Even though I was interested in learning meditation
before I encountered Zen,
I thought Zen is a little mysterious.
You know, it seems kind of not anti-intellectual.

So I was attracted to Zen for that reason. Well, the graduate school student and Asian studies was his name was dizaine Victoria, and he was a Soto of Zen priest, and he had been living as a resident at the College of Oriental Studies at the time, which is not far from UCLA. And when I told him about my interest and my curiosity and that I was, I thought, maybe I should learn meditation. He said, Well, there’s a teacher here at the at the school that I live at and he’ll teach.
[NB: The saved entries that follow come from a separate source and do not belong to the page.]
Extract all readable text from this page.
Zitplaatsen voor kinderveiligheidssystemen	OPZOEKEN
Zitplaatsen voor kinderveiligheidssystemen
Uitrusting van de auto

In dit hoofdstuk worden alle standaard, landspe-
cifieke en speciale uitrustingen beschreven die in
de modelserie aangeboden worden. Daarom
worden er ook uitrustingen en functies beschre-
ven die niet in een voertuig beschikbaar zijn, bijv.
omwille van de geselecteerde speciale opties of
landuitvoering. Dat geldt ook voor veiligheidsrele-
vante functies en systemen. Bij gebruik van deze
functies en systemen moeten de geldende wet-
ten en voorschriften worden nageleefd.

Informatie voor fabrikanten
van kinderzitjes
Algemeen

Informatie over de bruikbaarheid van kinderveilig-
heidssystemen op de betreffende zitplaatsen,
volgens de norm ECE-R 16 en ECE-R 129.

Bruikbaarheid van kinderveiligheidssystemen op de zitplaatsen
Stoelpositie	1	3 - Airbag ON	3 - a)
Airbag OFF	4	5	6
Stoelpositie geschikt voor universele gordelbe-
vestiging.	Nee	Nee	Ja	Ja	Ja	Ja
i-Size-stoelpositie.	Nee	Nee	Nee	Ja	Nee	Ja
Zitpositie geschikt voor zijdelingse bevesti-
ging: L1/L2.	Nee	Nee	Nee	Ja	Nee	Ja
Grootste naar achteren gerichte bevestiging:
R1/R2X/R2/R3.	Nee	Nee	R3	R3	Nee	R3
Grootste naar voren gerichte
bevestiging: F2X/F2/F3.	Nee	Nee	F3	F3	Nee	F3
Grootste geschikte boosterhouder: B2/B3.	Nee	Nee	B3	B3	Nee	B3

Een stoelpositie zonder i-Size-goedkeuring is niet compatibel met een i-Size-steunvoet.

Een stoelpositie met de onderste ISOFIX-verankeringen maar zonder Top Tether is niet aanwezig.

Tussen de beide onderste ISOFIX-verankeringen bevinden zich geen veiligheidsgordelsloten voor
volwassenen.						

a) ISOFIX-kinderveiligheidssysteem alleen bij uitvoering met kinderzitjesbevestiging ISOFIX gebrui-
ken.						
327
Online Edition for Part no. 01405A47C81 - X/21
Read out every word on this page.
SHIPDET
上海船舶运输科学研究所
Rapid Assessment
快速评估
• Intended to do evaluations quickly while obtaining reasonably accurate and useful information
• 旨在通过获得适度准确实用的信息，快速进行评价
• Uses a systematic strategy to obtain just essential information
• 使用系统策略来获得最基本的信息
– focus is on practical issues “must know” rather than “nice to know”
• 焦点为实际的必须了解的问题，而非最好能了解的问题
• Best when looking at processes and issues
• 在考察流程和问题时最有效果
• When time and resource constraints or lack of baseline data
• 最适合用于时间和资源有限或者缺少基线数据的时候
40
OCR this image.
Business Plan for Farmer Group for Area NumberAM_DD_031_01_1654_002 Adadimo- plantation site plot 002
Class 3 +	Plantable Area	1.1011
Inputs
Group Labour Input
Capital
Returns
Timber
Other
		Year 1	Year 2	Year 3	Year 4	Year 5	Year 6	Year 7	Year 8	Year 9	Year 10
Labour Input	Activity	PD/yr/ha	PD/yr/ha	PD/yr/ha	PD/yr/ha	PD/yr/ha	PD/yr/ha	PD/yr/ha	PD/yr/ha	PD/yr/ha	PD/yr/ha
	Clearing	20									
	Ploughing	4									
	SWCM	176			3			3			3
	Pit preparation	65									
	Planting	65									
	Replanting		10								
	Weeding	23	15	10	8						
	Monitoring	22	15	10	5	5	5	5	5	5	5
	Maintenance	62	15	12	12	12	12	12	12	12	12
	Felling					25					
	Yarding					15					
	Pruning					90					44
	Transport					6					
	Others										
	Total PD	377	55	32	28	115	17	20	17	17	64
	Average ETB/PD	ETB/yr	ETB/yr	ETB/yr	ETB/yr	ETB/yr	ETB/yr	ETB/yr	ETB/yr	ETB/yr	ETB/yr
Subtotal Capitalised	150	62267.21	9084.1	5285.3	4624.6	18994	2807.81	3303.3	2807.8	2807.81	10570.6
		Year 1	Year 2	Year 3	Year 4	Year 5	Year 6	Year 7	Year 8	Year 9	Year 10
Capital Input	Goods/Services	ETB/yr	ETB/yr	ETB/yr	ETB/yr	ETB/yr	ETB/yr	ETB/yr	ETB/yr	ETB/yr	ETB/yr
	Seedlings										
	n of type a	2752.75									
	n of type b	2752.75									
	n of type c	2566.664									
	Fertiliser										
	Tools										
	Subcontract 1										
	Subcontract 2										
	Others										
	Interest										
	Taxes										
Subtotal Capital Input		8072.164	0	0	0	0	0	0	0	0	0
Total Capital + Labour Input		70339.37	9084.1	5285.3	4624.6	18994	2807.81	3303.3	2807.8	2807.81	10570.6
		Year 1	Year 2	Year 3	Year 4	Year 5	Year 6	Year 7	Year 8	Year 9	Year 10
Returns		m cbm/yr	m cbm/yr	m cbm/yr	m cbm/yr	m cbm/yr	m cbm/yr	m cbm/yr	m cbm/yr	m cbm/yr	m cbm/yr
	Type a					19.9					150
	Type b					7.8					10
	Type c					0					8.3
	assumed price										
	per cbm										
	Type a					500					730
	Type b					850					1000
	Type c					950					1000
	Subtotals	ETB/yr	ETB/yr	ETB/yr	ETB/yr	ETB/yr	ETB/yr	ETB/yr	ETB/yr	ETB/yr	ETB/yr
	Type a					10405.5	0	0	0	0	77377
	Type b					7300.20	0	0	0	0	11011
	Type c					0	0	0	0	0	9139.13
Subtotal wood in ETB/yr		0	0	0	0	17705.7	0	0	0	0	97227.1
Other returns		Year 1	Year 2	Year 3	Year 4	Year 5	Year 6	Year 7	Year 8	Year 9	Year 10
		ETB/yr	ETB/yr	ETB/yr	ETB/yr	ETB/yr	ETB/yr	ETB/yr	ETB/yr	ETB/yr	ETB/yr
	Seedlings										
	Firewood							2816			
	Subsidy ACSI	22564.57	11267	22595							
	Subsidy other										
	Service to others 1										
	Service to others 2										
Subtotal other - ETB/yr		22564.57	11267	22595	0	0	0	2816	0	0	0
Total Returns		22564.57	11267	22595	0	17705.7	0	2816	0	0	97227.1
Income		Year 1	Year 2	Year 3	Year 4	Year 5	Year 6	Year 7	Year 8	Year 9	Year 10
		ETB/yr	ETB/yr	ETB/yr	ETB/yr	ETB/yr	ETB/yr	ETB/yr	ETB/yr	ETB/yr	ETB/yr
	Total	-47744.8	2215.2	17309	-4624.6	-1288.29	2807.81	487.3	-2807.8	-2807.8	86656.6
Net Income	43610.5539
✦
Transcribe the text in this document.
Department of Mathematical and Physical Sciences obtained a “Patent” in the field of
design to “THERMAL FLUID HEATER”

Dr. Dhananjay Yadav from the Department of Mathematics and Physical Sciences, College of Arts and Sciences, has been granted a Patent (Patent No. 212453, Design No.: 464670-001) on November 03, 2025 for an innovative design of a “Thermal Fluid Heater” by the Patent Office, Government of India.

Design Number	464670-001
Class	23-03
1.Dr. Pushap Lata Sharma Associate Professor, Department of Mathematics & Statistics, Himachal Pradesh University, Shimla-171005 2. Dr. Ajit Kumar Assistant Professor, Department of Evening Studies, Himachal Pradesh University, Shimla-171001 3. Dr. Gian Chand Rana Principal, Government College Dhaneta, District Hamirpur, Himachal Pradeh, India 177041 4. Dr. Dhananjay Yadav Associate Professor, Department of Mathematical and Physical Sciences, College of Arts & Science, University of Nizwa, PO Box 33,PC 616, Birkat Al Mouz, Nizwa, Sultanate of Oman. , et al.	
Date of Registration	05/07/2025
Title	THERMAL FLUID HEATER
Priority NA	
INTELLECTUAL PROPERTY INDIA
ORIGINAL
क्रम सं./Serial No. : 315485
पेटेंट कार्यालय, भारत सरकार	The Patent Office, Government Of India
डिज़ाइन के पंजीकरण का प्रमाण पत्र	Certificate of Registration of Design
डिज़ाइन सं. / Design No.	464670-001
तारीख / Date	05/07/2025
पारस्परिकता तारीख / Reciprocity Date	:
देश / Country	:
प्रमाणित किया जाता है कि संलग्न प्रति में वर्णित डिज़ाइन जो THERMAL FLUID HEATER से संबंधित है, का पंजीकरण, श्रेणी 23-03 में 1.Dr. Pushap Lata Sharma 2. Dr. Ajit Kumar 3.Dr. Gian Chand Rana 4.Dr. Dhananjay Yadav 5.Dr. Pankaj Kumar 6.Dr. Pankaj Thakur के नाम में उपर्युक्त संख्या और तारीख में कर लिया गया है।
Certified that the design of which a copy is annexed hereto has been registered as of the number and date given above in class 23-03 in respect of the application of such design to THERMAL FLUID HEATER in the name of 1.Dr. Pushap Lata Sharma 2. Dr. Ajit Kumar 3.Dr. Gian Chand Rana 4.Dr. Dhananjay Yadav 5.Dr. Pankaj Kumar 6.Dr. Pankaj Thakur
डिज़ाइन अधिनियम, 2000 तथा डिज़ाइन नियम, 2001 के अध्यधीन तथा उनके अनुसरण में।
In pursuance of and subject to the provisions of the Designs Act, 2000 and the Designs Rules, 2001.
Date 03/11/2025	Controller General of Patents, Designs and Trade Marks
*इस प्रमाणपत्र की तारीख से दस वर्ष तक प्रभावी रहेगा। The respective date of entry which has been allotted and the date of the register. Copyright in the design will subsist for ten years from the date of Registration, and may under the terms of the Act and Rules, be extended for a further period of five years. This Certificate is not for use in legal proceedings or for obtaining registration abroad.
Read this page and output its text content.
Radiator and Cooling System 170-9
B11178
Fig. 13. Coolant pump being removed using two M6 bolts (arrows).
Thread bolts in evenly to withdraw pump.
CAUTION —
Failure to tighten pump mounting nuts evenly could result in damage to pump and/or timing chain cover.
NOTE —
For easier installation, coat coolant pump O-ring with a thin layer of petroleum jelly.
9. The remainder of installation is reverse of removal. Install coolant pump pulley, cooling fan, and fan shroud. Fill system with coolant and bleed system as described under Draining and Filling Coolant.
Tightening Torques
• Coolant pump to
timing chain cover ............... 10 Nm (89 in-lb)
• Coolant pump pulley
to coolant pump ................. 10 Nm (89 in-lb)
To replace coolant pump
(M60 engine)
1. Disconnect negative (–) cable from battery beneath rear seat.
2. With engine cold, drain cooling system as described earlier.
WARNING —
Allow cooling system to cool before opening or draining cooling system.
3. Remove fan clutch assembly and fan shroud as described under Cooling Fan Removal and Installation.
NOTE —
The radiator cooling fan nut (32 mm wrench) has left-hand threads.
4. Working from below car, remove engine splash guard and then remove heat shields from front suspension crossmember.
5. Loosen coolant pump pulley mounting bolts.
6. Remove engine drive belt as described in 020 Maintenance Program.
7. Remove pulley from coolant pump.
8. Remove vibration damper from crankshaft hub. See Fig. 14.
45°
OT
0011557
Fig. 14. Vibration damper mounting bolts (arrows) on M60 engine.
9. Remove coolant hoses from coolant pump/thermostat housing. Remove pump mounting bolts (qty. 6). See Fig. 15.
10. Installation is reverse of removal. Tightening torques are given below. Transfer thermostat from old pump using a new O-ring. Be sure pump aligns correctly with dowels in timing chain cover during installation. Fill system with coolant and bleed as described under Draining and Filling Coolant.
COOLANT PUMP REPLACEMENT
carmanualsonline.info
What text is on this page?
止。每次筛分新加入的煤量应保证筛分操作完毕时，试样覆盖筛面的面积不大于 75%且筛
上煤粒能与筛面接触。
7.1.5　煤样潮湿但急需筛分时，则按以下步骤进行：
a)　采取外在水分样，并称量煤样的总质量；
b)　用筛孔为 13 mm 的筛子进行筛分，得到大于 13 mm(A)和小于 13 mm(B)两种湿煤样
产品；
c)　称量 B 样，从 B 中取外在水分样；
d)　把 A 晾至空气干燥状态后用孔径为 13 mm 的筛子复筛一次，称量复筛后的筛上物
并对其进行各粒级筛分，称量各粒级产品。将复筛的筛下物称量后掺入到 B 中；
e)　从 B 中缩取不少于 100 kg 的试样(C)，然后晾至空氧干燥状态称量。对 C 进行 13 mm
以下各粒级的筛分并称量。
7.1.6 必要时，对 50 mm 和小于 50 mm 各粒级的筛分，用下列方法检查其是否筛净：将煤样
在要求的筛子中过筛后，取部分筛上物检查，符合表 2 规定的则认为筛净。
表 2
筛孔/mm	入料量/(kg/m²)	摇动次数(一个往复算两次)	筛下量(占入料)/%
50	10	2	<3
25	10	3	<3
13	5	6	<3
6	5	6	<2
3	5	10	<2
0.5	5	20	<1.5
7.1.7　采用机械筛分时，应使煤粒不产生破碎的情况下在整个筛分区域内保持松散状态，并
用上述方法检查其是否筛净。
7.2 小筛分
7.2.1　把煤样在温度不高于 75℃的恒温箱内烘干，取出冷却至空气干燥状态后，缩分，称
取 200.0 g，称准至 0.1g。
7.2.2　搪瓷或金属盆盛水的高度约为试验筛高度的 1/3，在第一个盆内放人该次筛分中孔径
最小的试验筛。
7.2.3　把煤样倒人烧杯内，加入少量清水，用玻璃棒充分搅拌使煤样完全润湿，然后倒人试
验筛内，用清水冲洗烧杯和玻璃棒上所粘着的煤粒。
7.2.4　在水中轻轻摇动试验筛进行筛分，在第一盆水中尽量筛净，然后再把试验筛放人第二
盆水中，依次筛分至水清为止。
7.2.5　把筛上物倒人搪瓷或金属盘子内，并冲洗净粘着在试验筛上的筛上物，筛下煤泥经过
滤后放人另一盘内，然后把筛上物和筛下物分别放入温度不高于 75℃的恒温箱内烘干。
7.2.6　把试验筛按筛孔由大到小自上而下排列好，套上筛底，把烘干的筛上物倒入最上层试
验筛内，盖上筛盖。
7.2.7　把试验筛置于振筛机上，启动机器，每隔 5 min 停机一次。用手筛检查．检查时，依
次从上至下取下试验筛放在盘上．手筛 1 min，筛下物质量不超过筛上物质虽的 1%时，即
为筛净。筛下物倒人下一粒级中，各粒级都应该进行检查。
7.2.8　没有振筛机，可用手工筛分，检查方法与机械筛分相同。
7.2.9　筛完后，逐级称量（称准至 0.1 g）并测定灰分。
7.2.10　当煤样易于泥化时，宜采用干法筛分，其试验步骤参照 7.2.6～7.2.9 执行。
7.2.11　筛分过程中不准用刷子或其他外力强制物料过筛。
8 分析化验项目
He has regular meditation classes, and that’s the Vietnamese teacher that I first began meditation with and. You know, they had me sit on the floor and try to cross my legs, and that didn’t go over so well, but I tried. And you know, I could get my little toe up when I tried to cross my legs and it seemed painful, but I did enjoy the teaching. And I remember one early meditation when I was in my dorm room back at UCLA and I was trying to meditate on my own because I could only go to the school once a week for some instruction. And I wanted to have a daily practice, and I thought that was important, and I still think that’s important. In fact, since 1975, I’ve been sitting every day since. But one of my early meditation experiences is that I was sitting on the floor and I was just trying to calm my mind and breathe gently and listened gently and attentively. And it felt almost all of a sudden as though even though my eyes were mostly closed, that I could see all around me and it wasn’t like with my eyesight, but it felt as though I was connected to the whole room in a much more intimate way than I had ever experienced before. And I thought, Wow, wow, it feels almost like the room is alive and I’m alive in the room with it. And that was a new experience, and I thought, Well, I’m going to keep doing this. Whatever this is feels pretty good.